Nahin's writing can be described as a captivating reading experience pulling readers into his world like a whirlpool. His appreciation of mathematics, physics, and the people who discover them is unmatchable. It seems like the physics of motion and the mathematics of calculus is inseparable, as can be witnessed in the book.

The calculus used in this book is heavy. Nevertheless, Nahin makes his readers fall in love with this big beast. Almost every puzzle in this book is aesthetically beautiful and gives readers a deep sense of satisfaction. My favorites include Lady in the Lake, and Lion and Man.

This book has haunted me for years. For what is it, exactly, that gives it such enduring popularity? After all, it was first published in 1936, yet is still in print today. In his autobiography, Hogben remarks on the importance of eye-catching illustrations but speculates that its success may instead be because the book contains – most unusually for a 'popular' work – exercises and answers, making it more suitable for self-teaching. Whatever the real answer, his book must surely have something to teach anyone – like myself – who aspires to bring mainstream mathematics to life for the general public.

One of the friendliest routes into mathematics, for many people, is its history. In math, unlike many sciences, ideas last indefinitely. Pythagoras’s Theorem is about 4,000 years old, understood in ancient Babylon a thousand years before Pythagoras was born. It was true then, and it is still true today. The history of math tells of the construction of a towering edifice, with each new level built on top of the previous ones. There are many histories of mathematics, but none quite like this one. The author is a much-loved English TV personality, famous for his enthusiasm for math and his ability to make it entertaining for children of all ages. His book is a rollicking yarn, a wild ride that nonetheless remains true to its subject.

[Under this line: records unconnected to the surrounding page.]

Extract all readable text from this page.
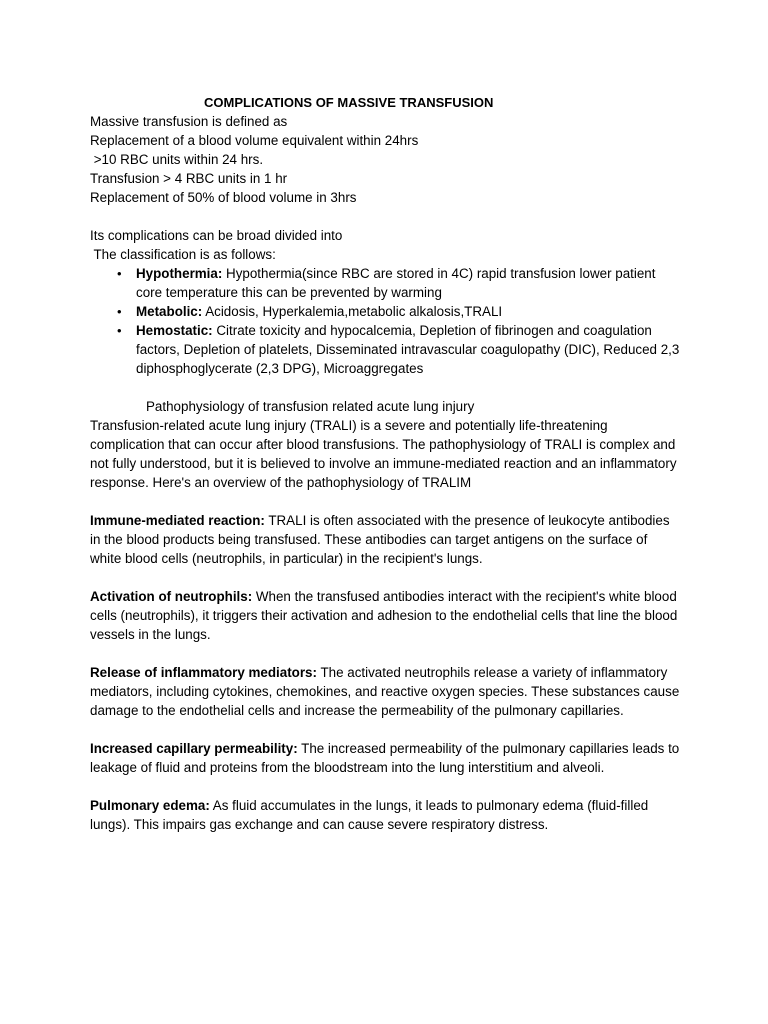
COMPLICATIONS OF MASSIVE TRANSFUSION
Massive transfusion is defined as
Replacement of a blood volume equivalent within 24hrs
>10 RBC units within 24 hrs.
Transfusion > 4 RBC units in 1 hr
Replacement of 50% of blood volume in 3hrs
Its complications can be broad divided into
The classification is as follows:
• Hypothermia: Hypothermia(since RBC are stored in 4C) rapid transfusion lower patient core temperature this can be prevented by warming
• Metabolic: Acidosis, Hyperkalemia,metabolic alkalosis,TRALI
• Hemostatic: Citrate toxicity and hypocalcemia, Depletion of fibrinogen and coagulation factors, Depletion of platelets, Disseminated intravascular coagulopathy (DIC), Reduced 2,3 diphosphoglycerate (2,3 DPG), Microaggregates
Pathophysiology of transfusion related acute lung injury

Transfusion-related acute lung injury (TRALI) is a severe and potentially life-threatening complication that can occur after blood transfusions. The pathophysiology of TRALI is complex and not fully understood, but it is believed to involve an immune-mediated reaction and an inflammatory response. Here's an overview of the pathophysiology of TRALIM

Immune-mediated reaction: TRALI is often associated with the presence of leukocyte antibodies in the blood products being transfused. These antibodies can target antigens on the surface of white blood cells (neutrophils, in particular) in the recipient's lungs.

Activation of neutrophils: When the transfused antibodies interact with the recipient's white blood cells (neutrophils), it triggers their activation and adhesion to the endothelial cells that line the blood vessels in the lungs.

Release of inflammatory mediators: The activated neutrophils release a variety of inflammatory mediators, including cytokines, chemokines, and reactive oxygen species. These substances cause damage to the endothelial cells and increase the permeability of the pulmonary capillaries.

Increased capillary permeability: The increased permeability of the pulmonary capillaries leads to leakage of fluid and proteins from the bloodstream into the lung interstitium and alveoli.

Pulmonary edema: As fluid accumulates in the lungs, it leads to pulmonary edema (fluid-filled lungs). This impairs gas exchange and can cause severe respiratory distress.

Polya was a great mathematician who knew what counted (after all, he made major contributions to combinatorics, the mathematics of counting). He thought hard about what he was doing when working on problems in mathematics, developing a mental process that lead to creative breakthroughs and solutions. Polya’s problem-solving method is broadly applicable to domains other than mathematics, and this book features many nice puzzles to improve your thinking.

Algorithm design is challenging because it often requires flashes of sudden insight which seem to come out of the blue. But there is a way of thinking about problems that make such flashes more likely to happen. I try to teach this thought process in my books, but Polya got there first.

This is a mathematics textbook unlike any other you have encountered before. Remarkably, there are no numbers—only structures, patterns, and arrows.

However, this book is not designed to teach you how to construct proofs. Instead, it offers a fascinating introduction to a new way of thinking mathematically.